High frequency recording — 70 to 400 hertz and beyond — may be of special value in localizing seizures with invasive recordings. Ripples (80–200 Hz) in CA1 pyramidal cells and entorhinal cortex have been proposed to have a normal functional role, while fast ripples (250–500 Hz) are proposed to be pathological. Fast ripples correlate with sites of spontaneous seizures in rats made epileptic by intrahippocampal kainite injections. Fast ripples are proposed to result from axons of depolarized hippocampal pyramidal cells, which are electrically coupled by gap junctions. Fast ripples are also believed to be due to synchronous action potentials, which generate strong field potentials (“field ripples”) that in turn generate and synchronize action potentials in an autoregenerative fashion.

Ictal fast ripples have been used to localize seizures in human recordings with depth electrodes (Jirsch et al, 2006). Ictal fast ripples were recorded with depth electrodes at onset of partial seizures in seven of ten patients, but not in three patients whose seizures were not localizable from implanted electrodes. Contacts of fast ripples corresponded only to seizure onset zones determined by conventional EEG. This preliminary work raises the possibility that ictal fast ripples may be markers of the seizure onset zone — that is, they may assist in distinguishing the true site of seizure origination from mere regions of seizure spread.


This work indicates that full band EEG has practical value. Most focal seizures have high amplitude focal infraslow shifts that sometimes localize seizures on scalp EEG better than conventional recordings.
There is important information at the extremes of the EEG spectrum, and useful data are discarded when recordings are done at the conventional 1–70 hertz frequency band.
Very fast activity — fast ripples — can sometimes be recorded at the beginnings of seizures, and with more study, fast activity may prove useful in confirming that the genuine site of seizure origination has been found. Full band EEG requires special electrodes and improved amplifiers that are only just beginning to appear in a few commercially available EEG systems.

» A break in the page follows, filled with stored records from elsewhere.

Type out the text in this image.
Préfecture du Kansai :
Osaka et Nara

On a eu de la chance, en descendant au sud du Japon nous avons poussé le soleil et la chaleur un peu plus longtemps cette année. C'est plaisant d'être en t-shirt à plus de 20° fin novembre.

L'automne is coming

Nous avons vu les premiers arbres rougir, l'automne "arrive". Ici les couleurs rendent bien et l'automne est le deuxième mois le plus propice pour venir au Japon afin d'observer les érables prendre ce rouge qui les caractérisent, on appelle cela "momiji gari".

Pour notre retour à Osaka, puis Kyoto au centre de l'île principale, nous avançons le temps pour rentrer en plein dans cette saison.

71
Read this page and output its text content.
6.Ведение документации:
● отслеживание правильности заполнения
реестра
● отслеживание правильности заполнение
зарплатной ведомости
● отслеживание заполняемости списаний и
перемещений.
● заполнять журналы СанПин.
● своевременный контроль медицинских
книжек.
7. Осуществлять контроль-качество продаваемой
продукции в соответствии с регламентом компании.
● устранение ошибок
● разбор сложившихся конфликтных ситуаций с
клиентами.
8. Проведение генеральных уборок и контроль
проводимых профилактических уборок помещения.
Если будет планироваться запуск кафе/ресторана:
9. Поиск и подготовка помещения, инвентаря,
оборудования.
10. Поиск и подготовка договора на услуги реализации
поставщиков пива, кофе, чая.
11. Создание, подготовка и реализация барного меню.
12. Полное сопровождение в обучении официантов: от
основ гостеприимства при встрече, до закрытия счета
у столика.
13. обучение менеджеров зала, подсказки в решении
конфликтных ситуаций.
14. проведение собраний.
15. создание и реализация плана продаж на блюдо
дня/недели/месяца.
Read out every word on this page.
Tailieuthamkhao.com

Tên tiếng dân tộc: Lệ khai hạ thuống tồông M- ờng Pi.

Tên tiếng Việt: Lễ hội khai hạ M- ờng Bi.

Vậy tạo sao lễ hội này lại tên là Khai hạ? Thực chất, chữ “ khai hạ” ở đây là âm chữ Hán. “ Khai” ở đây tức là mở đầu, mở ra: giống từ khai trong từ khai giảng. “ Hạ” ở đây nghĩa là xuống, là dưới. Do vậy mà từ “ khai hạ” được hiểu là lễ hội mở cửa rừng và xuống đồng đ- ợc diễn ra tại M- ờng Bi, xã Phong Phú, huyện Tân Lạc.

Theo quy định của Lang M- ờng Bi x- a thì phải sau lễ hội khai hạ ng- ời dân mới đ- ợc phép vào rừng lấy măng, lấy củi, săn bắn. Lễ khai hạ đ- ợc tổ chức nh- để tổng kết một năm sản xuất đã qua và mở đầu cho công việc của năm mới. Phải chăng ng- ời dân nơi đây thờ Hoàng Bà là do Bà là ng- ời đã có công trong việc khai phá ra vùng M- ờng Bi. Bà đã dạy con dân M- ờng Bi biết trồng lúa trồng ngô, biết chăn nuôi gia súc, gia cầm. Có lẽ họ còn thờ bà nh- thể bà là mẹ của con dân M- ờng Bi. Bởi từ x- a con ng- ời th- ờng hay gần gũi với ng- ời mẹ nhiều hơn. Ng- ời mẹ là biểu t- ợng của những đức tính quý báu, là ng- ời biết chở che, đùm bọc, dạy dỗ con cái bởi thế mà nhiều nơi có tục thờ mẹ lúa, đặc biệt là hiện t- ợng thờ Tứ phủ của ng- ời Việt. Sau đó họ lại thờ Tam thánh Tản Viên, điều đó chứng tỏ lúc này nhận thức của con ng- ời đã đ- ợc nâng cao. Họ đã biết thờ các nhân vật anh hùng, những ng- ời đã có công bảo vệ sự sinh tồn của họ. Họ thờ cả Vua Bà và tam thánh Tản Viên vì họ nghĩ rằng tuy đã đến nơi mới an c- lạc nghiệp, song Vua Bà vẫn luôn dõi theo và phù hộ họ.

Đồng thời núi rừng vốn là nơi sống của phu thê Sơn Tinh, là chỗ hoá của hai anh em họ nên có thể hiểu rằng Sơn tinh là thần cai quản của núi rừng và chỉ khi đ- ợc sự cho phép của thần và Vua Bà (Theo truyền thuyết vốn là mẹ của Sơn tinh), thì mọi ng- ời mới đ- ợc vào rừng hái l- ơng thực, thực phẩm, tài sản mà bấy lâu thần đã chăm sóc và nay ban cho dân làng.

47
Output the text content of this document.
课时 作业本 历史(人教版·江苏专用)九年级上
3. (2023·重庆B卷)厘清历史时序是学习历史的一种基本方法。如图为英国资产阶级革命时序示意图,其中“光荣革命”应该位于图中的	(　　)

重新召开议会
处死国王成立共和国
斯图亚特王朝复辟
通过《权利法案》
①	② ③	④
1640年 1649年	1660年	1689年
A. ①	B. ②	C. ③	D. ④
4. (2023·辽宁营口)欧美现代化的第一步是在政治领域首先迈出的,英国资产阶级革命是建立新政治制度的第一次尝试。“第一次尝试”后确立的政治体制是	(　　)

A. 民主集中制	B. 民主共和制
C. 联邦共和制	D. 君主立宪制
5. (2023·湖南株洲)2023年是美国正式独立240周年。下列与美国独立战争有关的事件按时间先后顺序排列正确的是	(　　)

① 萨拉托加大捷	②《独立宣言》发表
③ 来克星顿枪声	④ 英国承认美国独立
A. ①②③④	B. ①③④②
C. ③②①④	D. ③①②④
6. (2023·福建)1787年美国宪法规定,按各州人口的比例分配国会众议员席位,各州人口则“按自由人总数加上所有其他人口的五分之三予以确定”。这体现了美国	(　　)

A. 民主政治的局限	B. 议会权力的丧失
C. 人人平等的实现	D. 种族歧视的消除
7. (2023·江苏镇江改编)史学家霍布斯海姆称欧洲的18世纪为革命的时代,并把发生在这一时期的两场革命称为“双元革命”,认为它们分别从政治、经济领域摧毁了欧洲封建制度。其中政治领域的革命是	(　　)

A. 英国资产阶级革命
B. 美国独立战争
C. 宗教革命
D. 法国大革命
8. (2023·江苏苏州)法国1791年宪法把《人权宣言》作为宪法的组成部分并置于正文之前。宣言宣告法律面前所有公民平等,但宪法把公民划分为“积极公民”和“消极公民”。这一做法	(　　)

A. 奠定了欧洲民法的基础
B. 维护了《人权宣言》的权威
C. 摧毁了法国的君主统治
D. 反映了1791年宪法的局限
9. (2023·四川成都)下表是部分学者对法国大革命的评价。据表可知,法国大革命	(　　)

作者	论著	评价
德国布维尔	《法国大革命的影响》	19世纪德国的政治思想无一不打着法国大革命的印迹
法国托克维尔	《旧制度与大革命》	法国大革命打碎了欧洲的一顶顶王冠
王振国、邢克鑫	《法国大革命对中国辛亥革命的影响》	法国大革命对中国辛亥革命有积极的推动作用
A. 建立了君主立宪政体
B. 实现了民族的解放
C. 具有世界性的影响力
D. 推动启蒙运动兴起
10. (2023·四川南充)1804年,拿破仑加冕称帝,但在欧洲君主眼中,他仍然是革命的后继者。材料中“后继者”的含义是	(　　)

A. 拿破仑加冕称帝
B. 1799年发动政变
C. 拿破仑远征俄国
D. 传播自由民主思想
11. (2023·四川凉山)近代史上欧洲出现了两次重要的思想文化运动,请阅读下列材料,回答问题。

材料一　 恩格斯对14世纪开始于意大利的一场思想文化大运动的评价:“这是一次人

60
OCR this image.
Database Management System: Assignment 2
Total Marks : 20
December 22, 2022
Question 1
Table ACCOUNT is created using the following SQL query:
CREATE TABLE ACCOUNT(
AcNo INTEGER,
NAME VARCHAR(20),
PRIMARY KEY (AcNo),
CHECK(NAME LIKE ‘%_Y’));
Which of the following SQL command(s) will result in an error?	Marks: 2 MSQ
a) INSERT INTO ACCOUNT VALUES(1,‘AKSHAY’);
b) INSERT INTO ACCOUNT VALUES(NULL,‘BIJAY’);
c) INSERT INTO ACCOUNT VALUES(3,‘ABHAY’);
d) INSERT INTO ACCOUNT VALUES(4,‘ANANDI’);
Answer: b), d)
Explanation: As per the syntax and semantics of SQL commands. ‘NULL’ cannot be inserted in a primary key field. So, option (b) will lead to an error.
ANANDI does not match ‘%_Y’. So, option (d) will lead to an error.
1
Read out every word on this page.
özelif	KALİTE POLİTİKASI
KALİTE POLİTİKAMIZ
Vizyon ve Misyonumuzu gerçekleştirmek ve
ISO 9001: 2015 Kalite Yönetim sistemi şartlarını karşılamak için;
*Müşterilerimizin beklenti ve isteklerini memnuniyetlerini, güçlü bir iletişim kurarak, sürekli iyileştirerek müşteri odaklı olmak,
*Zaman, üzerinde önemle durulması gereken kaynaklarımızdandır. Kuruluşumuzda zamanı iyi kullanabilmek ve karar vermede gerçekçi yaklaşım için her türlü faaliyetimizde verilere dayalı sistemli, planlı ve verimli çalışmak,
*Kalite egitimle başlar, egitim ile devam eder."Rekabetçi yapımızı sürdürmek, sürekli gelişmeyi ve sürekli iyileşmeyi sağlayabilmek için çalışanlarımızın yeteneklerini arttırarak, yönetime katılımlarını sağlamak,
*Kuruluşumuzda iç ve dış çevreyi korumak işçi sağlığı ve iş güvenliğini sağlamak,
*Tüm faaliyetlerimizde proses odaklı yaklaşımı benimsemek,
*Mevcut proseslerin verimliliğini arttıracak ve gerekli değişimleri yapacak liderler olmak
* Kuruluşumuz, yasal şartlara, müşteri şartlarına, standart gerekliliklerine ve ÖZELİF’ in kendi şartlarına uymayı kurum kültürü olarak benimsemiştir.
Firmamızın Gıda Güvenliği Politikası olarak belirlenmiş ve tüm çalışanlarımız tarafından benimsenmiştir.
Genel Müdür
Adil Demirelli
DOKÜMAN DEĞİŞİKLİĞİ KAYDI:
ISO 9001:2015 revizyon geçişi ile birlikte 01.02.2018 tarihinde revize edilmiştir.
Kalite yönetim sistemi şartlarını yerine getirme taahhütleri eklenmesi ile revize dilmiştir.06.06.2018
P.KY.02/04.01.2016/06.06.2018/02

It is now clear that there is important information at the extremes of the EEG spectrum, and that useful data are discarded when recordings are done at the conventional 1–70 hertz frequency band. More investigation is needed to demonstrate conclusively if full band EEG can reduce the need for invasive monitoring or improve surgical outcomes.

Jirsch JD, Urrestarazu E, LeVan P, Olivier A, Dubeau F and Gotman J. High-frequencyoscillations during human focal seizures. Brain. 2006;129:1593–1608.

Miller JW, Kim WS, Holmes MD, Vanhatalo S: Ictal localization by source analysis of infraslow activity in DC-coupled scalp EEG recordings. Neuroimage. 2007;35(2):583-97.

Vanhatalo S, Holmes MD, Tallgren P, Voipio J, Kaila K, Miller JW. Very slow EEG Responses indicate the laterality of temporal lobe seizures: a DC-EEG study. Neurology. 2003;60:1098-1104.